Most pizza I had in Italy actually wasn't that great. When I was out walking around on my own, I purchased it mostly from the tiny store vendors when short on time, as my focus was on seeing things vs eating during the daylight. The pizza places I tripped across weren't good at all. When with clients, it wasn't what you ordered for a business dinner at a really nice Italian restaurant.
However, that weekend in Venice I tried to seek out good pizza, and found it.
The picture of the Caprese pizza is mouthwatering.
It can be very hard to find good pizza, especially in the north of Italy. The very best is made in Naples and Campania, the surrounding region. In fact, the Neapolitans think that Rome is too far north to find a good pie! (Of course, they’ve never had to eat some of the junk served around here.)

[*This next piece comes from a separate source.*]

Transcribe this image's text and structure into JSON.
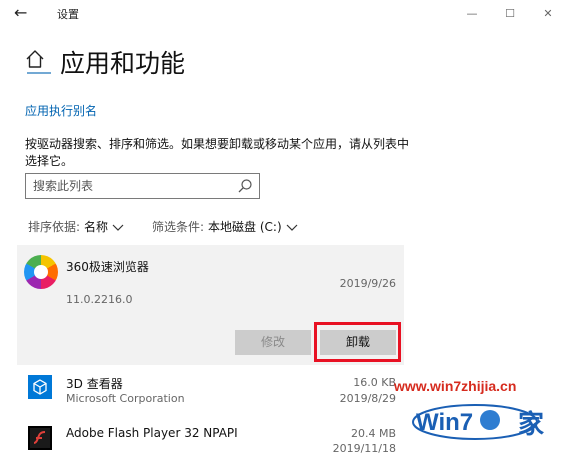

Let me know if you find a pizza in town that you like as much as the one from the now-defunct Tuscany Market.
Whoa! They closed?!? That's a darn shame. It was just down the road from my workplace and made for a convenient lunch location with coworkers. The Cuban probably was their best item on the menu. The pizza was decent, nicely thin and crispy. I liked getting the mushroom mix with prosciutto.
Guess I'll have to start hitting up Bear Rock now for lunch breaks. Or stick to my new love: Curry in Hurry.
Yep. I am still in such a snit over their closing.
Update for MPH:
Saccones Margherita pizza doesn't come close. *And* it cost $19 !!
I enjoyed a pepperoni there eons ago though.
Did try one other from a take-out-and-bake-at-home pizza place on 620 in the little shopping center adjacent to the big HEB. The owner said they fly in their cheese from Wisconsin, make their own tomato sauce, use live yeast in making their dough, etc. It was a good pie and the sauce had a peppery zing to it. But it couldn't become what Tuscany Market's Margherita was. Apples & oranges. However, their frozen ravioli to go was excellent.,
Hi MPH, it's called "Buddy and Al's". If you were driving from I-35 north, exit 620 and go WEST (left). You'll pass the big HEB with the creatively-designed parking lot where you can park almost anywhere and not get wet when it rains.
Right as you get towards the end of the HEB, you'll see a tiny strip mall near the road. Buddy & Al's is one of the first stores you'll notice.
Their ravioli was very simple but good. Just a really good cheese taste, pasta taste and a bit of a zing in their tomato sauce. Reminds me of some I had in a small place on the North End of Boston.